An example that comes to mind is the tortuous publication of the Dead Sea Scrolls, the single-most important discovery for the study of early Christianity and ancient Judaism since, well, Jesus himself. The political issues, both academic and international, around this 40 year-old drama are legendary. A small handful of scholars controlled the publication of these fragmentary documents until they were defeated primarily thought technology. Scholars used computer technology to reverse-engineer the content of unpublished scrolls from a published concordance. What was discovered in 1948 and unavailable to the world in 1990 can now be purchased on CD-Rom. What changes and advances in knowledge would have occurred if these documents had been released earlier? More to the point of our question, would the suppression of publication have been possible in a world wired by the web?

This shift in knowledge and literacy implied (but perhaps not actualized) by digital technology suggests also a shift in power. Digital resources published on the web are public and "disintermediated" in ways that knowledge has never been before. Can, will, or should this change the classroom dynamic? I have heard stories of professors who react negatively to technology in part because of the ways new technologies change established teaching methods but also because it challenges their power as the expert in the classroom. Digital enthusiasts in contrast claim that technology will create communities of dynamic co-learners. I think both sides are over-reacting or over-reaching. There are developmental and socialization issues with young people that technology will not eliminate; college teaching will continue to cohere around a professor. Similarly the technophobes are threatened by what they do not understand-and if they do not try to understand they will eventually fail as teachers. All teachers do not need to use new and emerging digital technologies in their teaching but they do need to engage these technologies to the point of being able to articulate why they have chosen not to blog.

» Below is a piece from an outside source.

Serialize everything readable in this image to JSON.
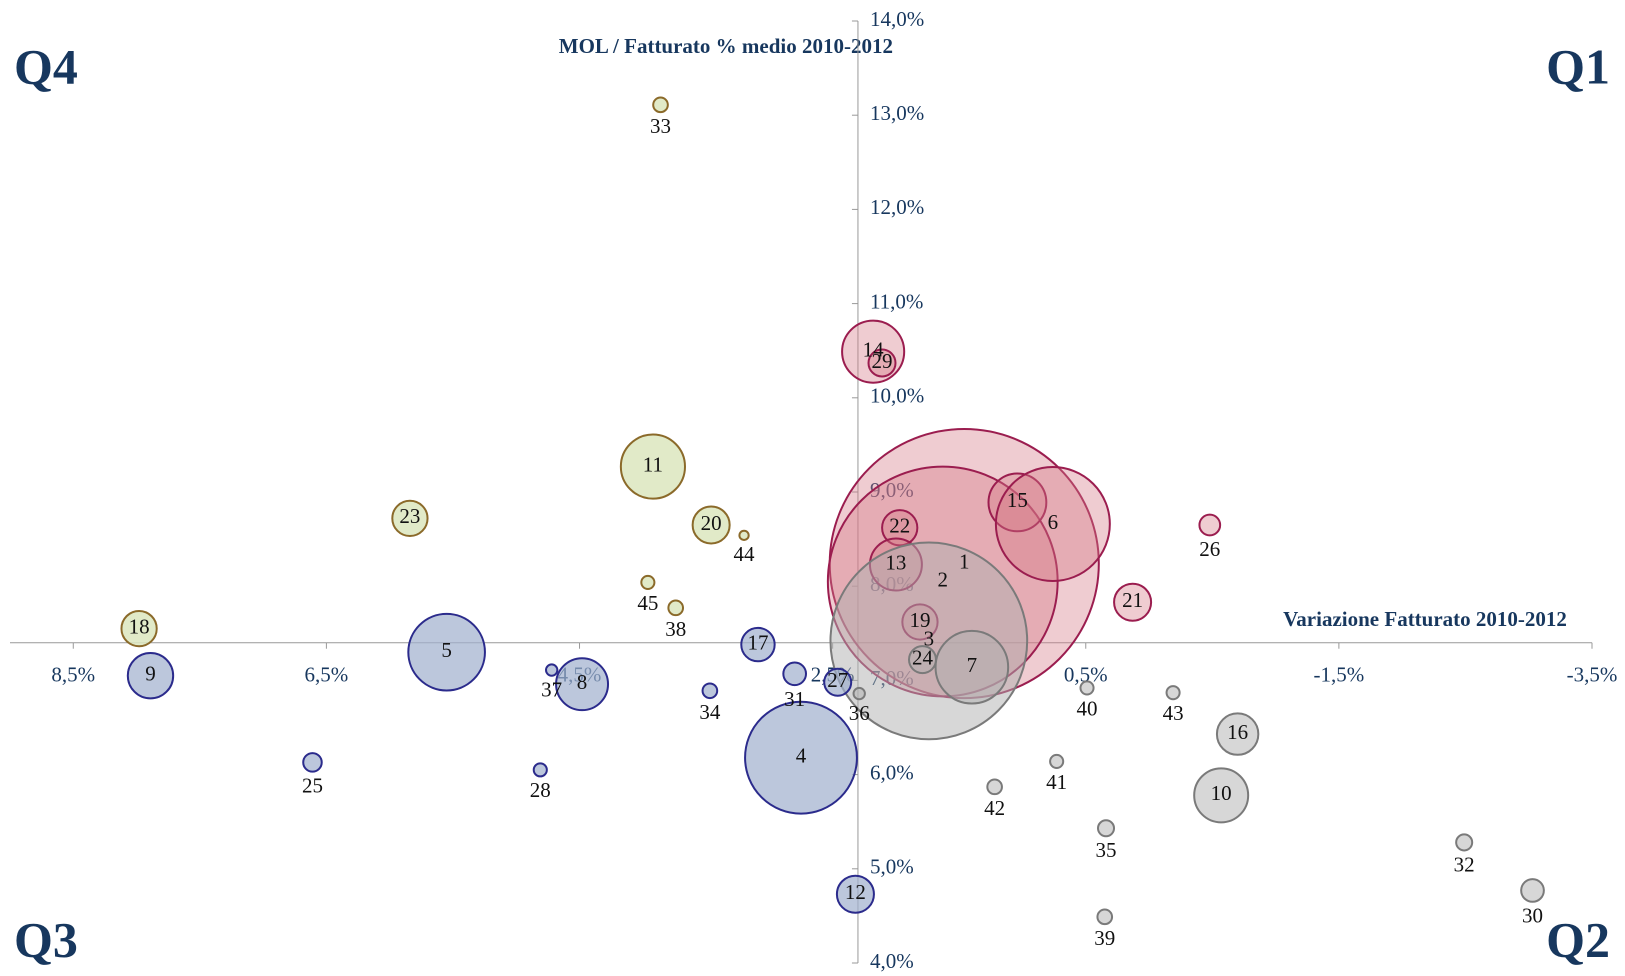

I teach at a conservative (in both the root and political sense of the word) institution. Tradition is particularly, even peculiarly, honored here at one of the three all-male college in the US. Students respond well to this culture; applications and quality of admissions are up and the brand-new admissions website encourages students to think about whether they want a college that takes tradition seriously. Within this particular culture, technological expectations are relatively low. Although we are a highly wired campus, one doesn't choose an all-male college in rural Indiana only because of a desire for high-tech experiences. To honor tradition is to constantly look backwards and to remember what is valuable, what is worth preserving, what is worth passing on. While peculiar, Wabash is not odd. The residential liberal arts college is a remnant of an institution that goes back to St. Benedict and medieval Oxford. Our building cluster around quads and malls, often with a chapel at the center; our students live and eat together in "refectories" and study as a group in the "scriptorium." We are slow to change what is worth preserving, and we should be. One of the changes from the first time I taught the web course described above to the second and third times was that I ordered textbooks. My students at least were not able to learn in the completely digital world. Something was missing for all of us when we didn't have a printed text on the table. Books were still important, and I imagine they will be so for a while.